Highly over-parameterized models can simultaneously memorize noisy labels and generalize well, yet how these behaviors coexist remains poorly understood. In this work, we investigate the underlying mechanisms of this coexistence using modular arithmetic tasks under heavy label noise. Through extensive experiments on two-layer neural networks, we find that larger models tend to generalize better under appropriate optimization and model configurations, while noisy labels are memorized faster than clean data. Over-parameterized models internally form a generalization structure, but its expression in the output is suppressed by the need to fit noisy labels. Remarkably, even with 80\% label noise, near-perfect test accuracy can be achieved by extracting this internal structure using frequency-based methods. We further propose a task-agnostic method to partition networks into generalization and memorization components.
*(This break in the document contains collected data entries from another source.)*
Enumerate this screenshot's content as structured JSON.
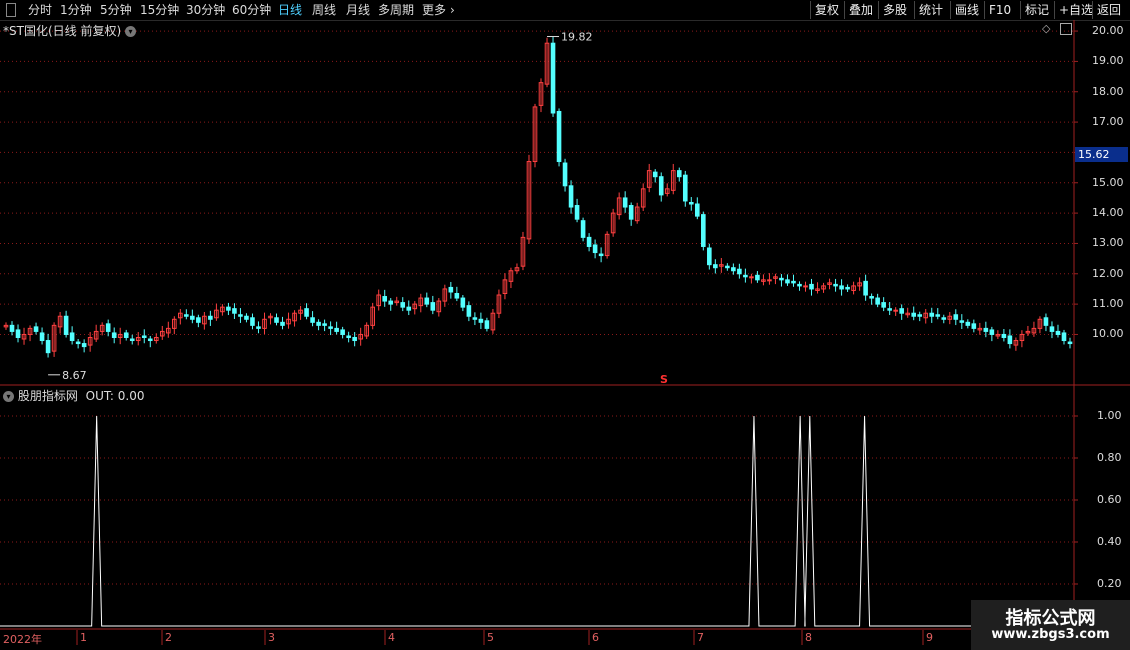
{
  "toolbar": {
    "periods": [
      "分时",
      "1分钟",
      "5分钟",
      "15分钟",
      "30分钟",
      "60分钟",
      "日线",
      "周线",
      "月线",
      "多周期",
      "更多"
    ],
    "active_period": "日线",
    "more_arrow": "›",
    "tools": [
      "复权",
      "叠加",
      "多股",
      "统计",
      "画线",
      "F10",
      "标记",
      "+自选",
      "返回"
    ]
  },
  "main_panel": {
    "title": "*ST国化(日线 前复权)",
    "price_labels": [
      "20.00",
      "19.00",
      "18.00",
      "17.00",
      "16.00",
      "15.00",
      "14.00",
      "13.00",
      "12.00",
      "11.00",
      "10.00"
    ],
    "current_price": "15.62",
    "high_label": "19.82",
    "low_label": "8.67",
    "marker": "S"
  },
  "indicator_panel": {
    "title": "股朋指标网",
    "out_label": "OUT: 0.00",
    "scale_labels": [
      "1.00",
      "0.80",
      "0.60",
      "0.40",
      "0.20"
    ]
  },
  "time_axis": {
    "year": "2022年",
    "months": [
      "1",
      "2",
      "3",
      "4",
      "5",
      "6",
      "7",
      "8",
      "9"
    ]
  },
  "watermark": {
    "line1": "指标公式网",
    "line2": "www.zbgs3.com"
  },
  "colors": {
    "up": "#ff4040",
    "down": "#54ffff",
    "active_tab": "#4fd0ff",
    "grid": "#8b1a1a",
    "current_price_bg": "#0a2e8c"
  },
  "chart_data": [
    {
      "type": "candlestick",
      "series": [
        {
          "name": "*ST国化",
          "close": [
            10.3,
            10.1,
            9.9,
            10.0,
            10.2,
            10.1,
            9.8,
            9.4,
            10.3,
            10.6,
            10.0,
            9.8,
            9.7,
            9.6,
            9.9,
            10.1,
            10.3,
            10.1,
            9.9,
            10.0,
            9.9,
            9.8,
            9.9,
            9.9,
            9.8,
            9.9,
            10.1,
            10.2,
            10.5,
            10.7,
            10.6,
            10.5,
            10.4,
            10.6,
            10.5,
            10.8,
            10.9,
            10.8,
            10.7,
            10.6,
            10.5,
            10.3,
            10.2,
            10.5,
            10.6,
            10.4,
            10.3,
            10.5,
            10.7,
            10.8,
            10.6,
            10.4,
            10.3,
            10.3,
            10.2,
            10.1,
            10.0,
            9.9,
            9.8,
            10.0,
            10.3,
            10.9,
            11.3,
            11.1,
            11.0,
            11.1,
            10.9,
            10.8,
            11.0,
            11.2,
            11.0,
            10.8,
            11.1,
            11.5,
            11.4,
            11.2,
            10.9,
            10.6,
            10.5,
            10.4,
            10.2,
            10.7,
            11.3,
            11.8,
            12.1,
            12.2,
            13.2,
            15.7,
            17.5,
            18.3,
            19.6,
            17.3,
            15.7,
            14.9,
            14.2,
            13.8,
            13.2,
            12.9,
            12.7,
            12.6,
            13.3,
            14.0,
            14.5,
            14.2,
            13.8,
            14.2,
            14.8,
            15.4,
            15.2,
            14.6,
            14.8,
            15.4,
            15.2,
            14.4,
            14.3,
            13.9,
            12.9,
            12.3,
            12.2,
            12.3,
            12.2,
            12.1,
            12.0,
            11.9,
            11.9,
            11.8,
            11.8,
            11.8,
            11.9,
            11.8,
            11.7,
            11.7,
            11.6,
            11.6,
            11.5,
            11.5,
            11.6,
            11.7,
            11.6,
            11.5,
            11.5,
            11.6,
            11.7,
            11.3,
            11.2,
            11.0,
            10.9,
            10.8,
            10.8,
            10.7,
            10.7,
            10.6,
            10.6,
            10.7,
            10.6,
            10.6,
            10.5,
            10.6,
            10.5,
            10.4,
            10.3,
            10.2,
            10.2,
            10.1,
            10.0,
            10.0,
            9.9,
            9.7,
            9.8,
            10.0,
            10.1,
            10.2,
            10.5,
            10.3,
            10.1,
            10.0,
            9.8,
            9.7
          ]
        }
      ],
      "ylim": [
        8.4,
        20.2
      ]
    },
    {
      "type": "line",
      "series": [
        {
          "name": "OUT",
          "spikes": [
            {
              "x_pct": 9.0,
              "value": 1.0
            },
            {
              "x_pct": 70.2,
              "value": 1.0
            },
            {
              "x_pct": 74.5,
              "value": 1.0
            },
            {
              "x_pct": 75.4,
              "value": 1.0
            },
            {
              "x_pct": 80.5,
              "value": 1.0
            }
          ]
        }
      ],
      "ylim": [
        0,
        1.1
      ]
    }
  ]
}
Although this subnetwork improves generalization, it is limited compared with frequency-based extraction, indicating that the generalization structure is distributed across neurons and motivating the development of new tools to retrieve generalizable knowledge from over-parameterized networks.

Editorial analysis

A structured set of objections, weighed in public.

Desk editor's note, referee report, simulated authors' rebuttal, and a circularity audit. Tearing a paper down is the easy half of reading it; the pith above is the substance, this is the friction.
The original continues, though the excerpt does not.